05.07.2017

Urteil des Bundesfinanzhofs: steuerlicher Freibetrag für Pflegende Angehörige

Kinder, die Vater oder Mutter im Alter unentgeltlich und persönlich pflegen, können sich künftig über Erleichterungen bei der Erbschaftssteuer freuen. Am 05.07.2017 veröffentlichte der BFH sein Urteil, dass Kinder nach deren Tod nun erstmals einen Pflegefreibetrag bei der Erbschaftssteuer in Anspruch nehmen können. Dass diese laut Gesetz zum Unterhalt ihrer Eltern verpflichtet seien, ändere daran nichts. Grundsätzlich wurde vom Bundesgerichtshof bereits in zahlreichen Fällen festgelegt, dass Kinder zahlen müssen, wenn die Leistungen der gesetzlichen Pflegekasse nicht ausreichend sind (Az: XII 607/12 oder XII ZR 148/09).

Im vorliegenden Streitfall hatte die Klägerin ihre Mutter auf eigene Kosten etwa zehn Jahre lang bis zu deren Tod gepflegt. Zum Nachlass der Mutter gehörte unter anderem ein Bankguthaben in Höhe von rund 786.000 €. Bei der Erbschaftssteuer berief sich die Frau gem. §13 Abs. 1 Nr. 9 Erbschaftssteuergesetz auf einen Freibetrag in Höhe von 20.000 Euro. Hier heißt es: "Steuerfrei bleiben ein steuerpflichtiger Erwerb bis zu 20.000 Euro, der Personen anfällt, die dem Erblasser unentgeltlich oder gegen unzureichendes Entgelt Pflege oder Unterhalt gewährt haben, soweit das Zugewendete als angemessenes Entgelt anzusehen ist;"

Der BFH entschied zudem, dass der Begriff "Pflege" grundsätzlich weit auszulegen ist. Er umfasse "die regelmäßige und dauerhafte Fürsorge für das körperliche, geistige oder seelische Wohlbefinden einer hilfsbedürftigen Person“. Es sei daher nicht nötig, dass der Vererbende im Sinne des Gesetzes pflegebedürftig war oder ihm eine Pflegestufe zugeordnet war.
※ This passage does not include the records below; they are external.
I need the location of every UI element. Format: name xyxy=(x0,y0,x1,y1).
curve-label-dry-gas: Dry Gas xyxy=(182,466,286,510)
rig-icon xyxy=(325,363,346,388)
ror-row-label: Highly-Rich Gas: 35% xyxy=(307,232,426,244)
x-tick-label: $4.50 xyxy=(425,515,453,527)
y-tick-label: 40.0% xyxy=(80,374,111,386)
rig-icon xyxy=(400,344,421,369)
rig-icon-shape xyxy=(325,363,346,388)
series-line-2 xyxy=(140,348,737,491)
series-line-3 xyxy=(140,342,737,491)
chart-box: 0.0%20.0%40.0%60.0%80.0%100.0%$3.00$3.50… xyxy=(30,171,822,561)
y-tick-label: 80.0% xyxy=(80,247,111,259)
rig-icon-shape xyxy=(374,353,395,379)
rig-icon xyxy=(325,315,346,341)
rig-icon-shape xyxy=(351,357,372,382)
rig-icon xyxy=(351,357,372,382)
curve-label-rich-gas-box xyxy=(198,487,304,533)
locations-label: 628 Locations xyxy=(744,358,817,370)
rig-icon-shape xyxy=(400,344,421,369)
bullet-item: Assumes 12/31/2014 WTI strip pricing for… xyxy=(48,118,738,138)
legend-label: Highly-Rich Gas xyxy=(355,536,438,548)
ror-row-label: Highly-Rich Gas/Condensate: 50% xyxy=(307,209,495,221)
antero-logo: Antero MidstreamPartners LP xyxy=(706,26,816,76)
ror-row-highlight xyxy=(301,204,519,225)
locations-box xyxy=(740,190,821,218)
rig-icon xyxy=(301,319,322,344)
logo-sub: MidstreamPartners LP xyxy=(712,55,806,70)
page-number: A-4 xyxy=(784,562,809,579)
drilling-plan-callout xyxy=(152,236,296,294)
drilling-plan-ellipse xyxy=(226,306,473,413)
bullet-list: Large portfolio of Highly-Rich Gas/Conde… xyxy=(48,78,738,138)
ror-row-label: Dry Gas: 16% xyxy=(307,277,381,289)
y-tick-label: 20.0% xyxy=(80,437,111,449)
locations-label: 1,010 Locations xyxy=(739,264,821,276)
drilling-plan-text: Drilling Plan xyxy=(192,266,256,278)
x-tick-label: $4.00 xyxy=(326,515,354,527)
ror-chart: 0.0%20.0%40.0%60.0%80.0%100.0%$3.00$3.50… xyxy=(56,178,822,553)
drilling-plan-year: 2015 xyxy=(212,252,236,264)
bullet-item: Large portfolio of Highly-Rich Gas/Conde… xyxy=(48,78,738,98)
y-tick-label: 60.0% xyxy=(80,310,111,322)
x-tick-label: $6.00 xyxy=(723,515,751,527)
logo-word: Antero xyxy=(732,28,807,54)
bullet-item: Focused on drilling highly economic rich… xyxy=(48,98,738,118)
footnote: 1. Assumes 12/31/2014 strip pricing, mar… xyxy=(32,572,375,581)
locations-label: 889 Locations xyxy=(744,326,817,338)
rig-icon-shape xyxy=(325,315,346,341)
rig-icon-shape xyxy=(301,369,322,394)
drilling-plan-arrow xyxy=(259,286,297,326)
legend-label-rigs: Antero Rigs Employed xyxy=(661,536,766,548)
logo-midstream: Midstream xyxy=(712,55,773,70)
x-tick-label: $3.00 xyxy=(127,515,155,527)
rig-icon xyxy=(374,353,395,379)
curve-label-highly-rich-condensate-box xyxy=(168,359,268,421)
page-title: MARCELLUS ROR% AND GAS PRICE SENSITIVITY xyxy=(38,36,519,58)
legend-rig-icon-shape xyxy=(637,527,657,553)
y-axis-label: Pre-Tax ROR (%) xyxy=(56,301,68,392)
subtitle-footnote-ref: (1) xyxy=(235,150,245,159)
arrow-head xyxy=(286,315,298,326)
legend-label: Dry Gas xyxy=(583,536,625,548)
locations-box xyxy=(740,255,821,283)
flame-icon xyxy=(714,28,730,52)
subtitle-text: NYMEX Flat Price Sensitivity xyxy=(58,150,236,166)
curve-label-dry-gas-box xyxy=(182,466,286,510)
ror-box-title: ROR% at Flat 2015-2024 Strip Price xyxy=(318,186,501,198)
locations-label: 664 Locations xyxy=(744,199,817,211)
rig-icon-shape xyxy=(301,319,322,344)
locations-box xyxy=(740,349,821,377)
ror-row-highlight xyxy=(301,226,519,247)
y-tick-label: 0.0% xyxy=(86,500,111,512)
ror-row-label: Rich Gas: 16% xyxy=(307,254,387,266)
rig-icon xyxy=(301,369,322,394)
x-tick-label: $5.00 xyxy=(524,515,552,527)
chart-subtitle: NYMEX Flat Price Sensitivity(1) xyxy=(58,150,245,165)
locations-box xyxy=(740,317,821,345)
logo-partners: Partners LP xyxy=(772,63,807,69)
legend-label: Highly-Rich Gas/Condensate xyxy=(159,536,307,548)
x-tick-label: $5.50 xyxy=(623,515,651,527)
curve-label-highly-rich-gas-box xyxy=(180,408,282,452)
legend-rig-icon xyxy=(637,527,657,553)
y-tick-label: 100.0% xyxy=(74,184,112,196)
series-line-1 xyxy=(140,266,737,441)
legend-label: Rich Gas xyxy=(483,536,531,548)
Urteil mit großer praktischer Bedeutung

Kinder haben laut Gericht auch deshalb Anspruch auf den Pflegefreibetrag, weil der Gesetzgeber „ein freiwilliges Opfer der pflegenden Person“ honorieren und die steuerliche Berücksichtigung von Pflegeleistungen verbessern wolle. Die erbrachte Pflegeleistung ergibt sich nicht zwangsläufig aus besagter Unterhaltspflicht. Hieraus ergebe sich nämlich nur der „Barunterhalt zur Deckung des Lebensbedarfs“, stellten die Richter fest. Die Höhe des Freibetrags bestimmt sich dem Urteil zufolge nach den Umständen des Einzelfalls. So muss die Hilfsbedürftigkeit des Erblasser, sowie Art, Dauer, Umfang und Wert der tatsächlich erbrachten Pflegeleistung schlüssig dargelegt werden. Die sog. Feststellungslast liegt somit bei demjenigen, der den Freibetrag beanspruchen möchte.

Das Urteil ist den Münchner Richtern zufolge beim Erben von großer praktischer Bedeutung: Erben können den Pflege-freibetrag demnach auch dann in Anspruch nehmen, wenn der Vererbende zwar pflegebedürftig, aber wegen seines eigenen Vermögens nicht unterhaltsberechtigt war.